A Trend-following Trading Indicator on Homomorphically Encrypted Data
This work addresses privacy concerns for quantitative analysts in algorithmic trading by enabling encrypted data processing, though it is incremental as it adapts an existing indicator to encrypted data.
The paper tackles the problem of implementing a trend-following trading indicator on homomorphically encrypted market data to enable algorithmic trading while preserving privacy, achieving percentage errors of 0.14916% with SEAL and 0.00020% with HEAAN compared to plaintext.
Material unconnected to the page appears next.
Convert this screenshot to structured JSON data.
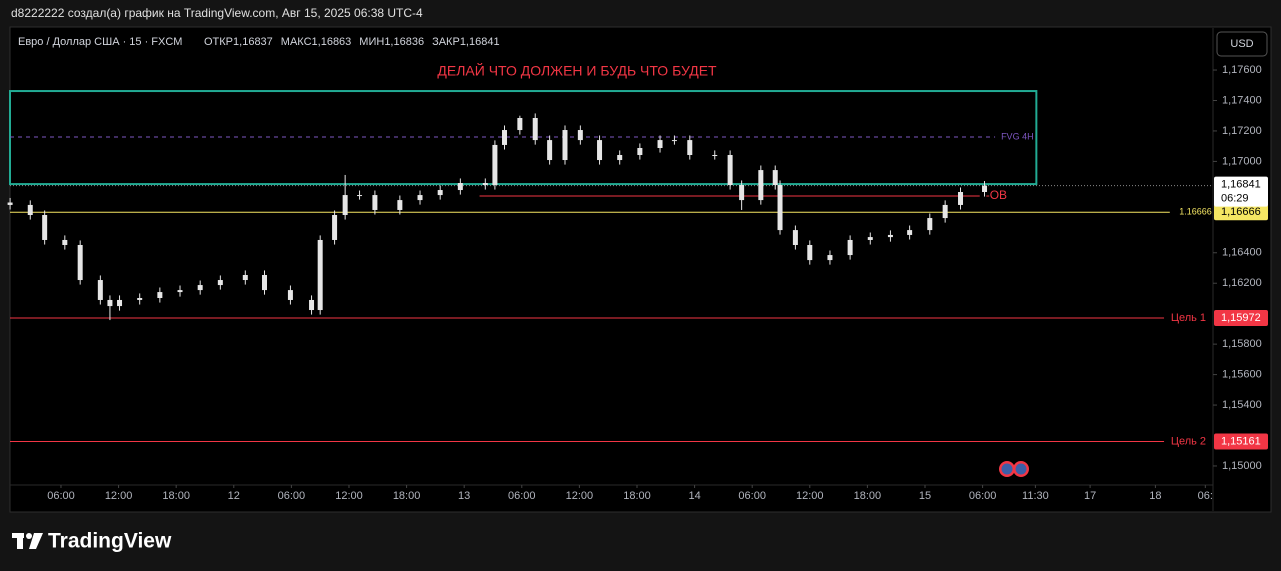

Algorithmic trading has proliferated the area of quantitative finance for already over a decade. The decisions are made without human intervention using the data provided by brokerage firms and exchanges. There is an emerging intermediate layer of financial players that are placed in between a broker and algorithmic traders. The role of these players is to aggregate market decisions from the algorithmic traders and send a final market order to a broker. In return, the quantitative analysts receive incentives proportional to the correctness of their predictions. In such a setup, the intermediate player - an aggregator - does not provide the market data in plaintext but encrypts it. Encrypting market data prevents quantitative analysts from trading on their own, as well as keeps valuable financial data private. This paper proposes an implementation of a popular trend-following indicator with two different homomorphic encryption libraries - SEAL and HEAAN - and compares it to the trading indicator implemented for plaintext. Then an attempt to implement a trading strategy is presented and analysed. The trading indicator implemented with SEAL and HEAAN is almost identical to that implemented on the plaintext, the percentage error is of 0.14916% and 0.00020% respectively. Despite many limitations that homomorphic encryption imposes on this algorithm's implementation, quantitative finance has a high potential of benefiting from the methods of homomorphic encryption.